Got caught smoking weed in the airforce on purpose what now?

I’ve been at my first base for 3 months and I’ve been trying to get out since techschool. The airforce life in general isn’t for me and other things came into my head. This is besides the point of this question though. I did the stupid route of getting out and purposely smoked weed in my dorm and got caught. I should have went to chain of command like they told me but I ignored that offer because I thought they would have said no seeing as though I signed a contract and were kind of undermanned here. Anyways what will probably happen to me as in discharge form? I confessed when the cops came and gave them all my weed( didn’t flush it down the toilet.) I’ve been cooperating with them and all but I want to know what will happen from here probably now. I hear confinement is possible and dishonorable could happen. My plan was to get anything other than get a dishoborable, since I don’t deserve those benefits.

I’ve found my answer thanks tho

And the answer was…?

Want to share the answer with us, now that you’ve raised the question a few of us are actually curious.

Will you be charged with a crime? Dishonourably discharged? Any other repercussions?

Good luck.

Whatever it was it seems it no longer includes internet as he seemed to get carried away mid-sentence.

Who cares what happened to that loser? I hope he got discharged dishonorably and carry that badge the rest of his pathetic life.

You will win an all-expenses-paid vacation. I hear Kansas is very nice this time of year.

Yes, there is no one worse than a young person who changes their mind, then smokes pot.

IME for low-grade drug offenses early in their first enlistment we just gave them a general discharge. That was 30 years ago.

The idea of wasting taxpayer resources on imprisoning somebody like that is stupid. Talk about waste and abuse.

As is the idea of branding them for life as a big criminal. Society in general is slowly coming around to the idea that if you take a mostly decent person and sentence them to unemployability from an early age, you’ve just manufactured a career criminal. Which is expensive both in terms of the societal costs they will create by their inevitable bad acts and in terms of the taxpayer money to deal with the results of those bad acts.

Times have changed. This is going to be an article 15 and an other-than-honorable discharge, I would think. I’d be very surprised if there was a court martial given the circumstances, so no dishonorable discharge or jail time is likely.

This is a young person who made a commitment, then refused to fulfill it. There are ways to get out of the military before your ETS date without taking the path this fellow did. He didn’t have a case of “oops, I smoked pot on leave on a whim,” he specifically decided to make it his method of leaving the service. He almost certainly won’t serve prison time for it, even though it’s a possibility.

He deserves a dishonorable discharge, and the headaches that it will cause him in later life perhaps will teach him that a lack of character isn’t without costs.

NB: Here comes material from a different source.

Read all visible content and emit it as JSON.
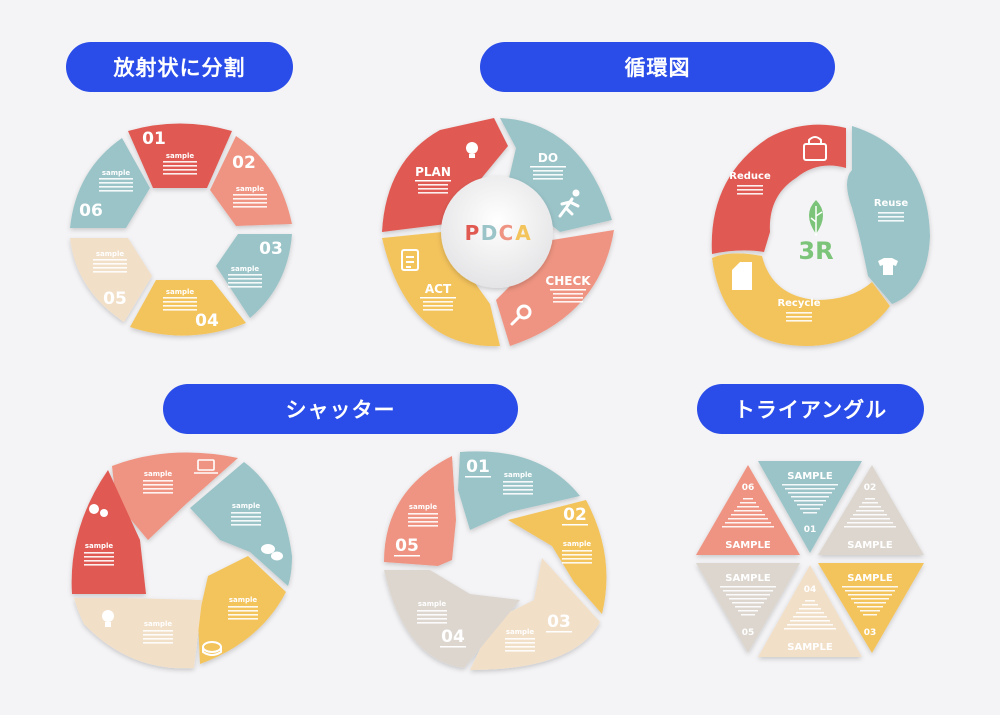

Reported for forum change.

Article 15 (WikiArticle here) … lose a stripe, lose half your pay for 6 months and General Discharge … no criminal conviction. It’s too late now, but usually the recommendation is to deny everything, no matter how obvious.

He deserves to be treated according military law and precedent, which, according to informed comments, is not the draconian consequences you would prefer. I doubt it will cause him any headaches, perhaps just a mild buzz once in a while.

This is a different matter from peeing hot once or smoking up on leave. Aren’t we forgetting that he had the pot on his person on the base? A civilian gets caught with pot on the base (federal crime) and he will be in deep trouble. But if you’re enlisted you simply get discharged? Is that what you’re saying?

Nobody’s saying it’s “simply a discharge.” An article 15 will usually entail loss of rank and/or pay. Even a general discharge can be pretty bad for future federal/state employment prospects.

I can’t imagine a civilian getting jail time for a first-offense possession charge. It’s a misdemeanor, I’d expect a hefty fine and that’s about it. If you consider that “deep trouble,” then our airmen here is already looking at “deep trouble” even without the prospect of an expensive court martial.

How will it teach him a lesson? I mean, what’s the exact lesson you expect him to learn? Because I doubt sentencing him to lifelong unemployment is going to teach him anything.

Moderator Warning

SigMan, insults are not permitted outside the BBQ Pit. This is an official warning. Do not do this again.

Colibri
General Questions Moderator

If that is what military law and precedent prescribes, then yes. If you have information that indicates military law and precedent prescribes more severe prosecution and punishment, I am open to having my ignorance fought.

While this thread would be best suited to IMHO, if the OP already has the advice he needs there would seem to be little point in moving it. I’m closing this.

Should the OP want additional advice he may open a new thread in IMHO.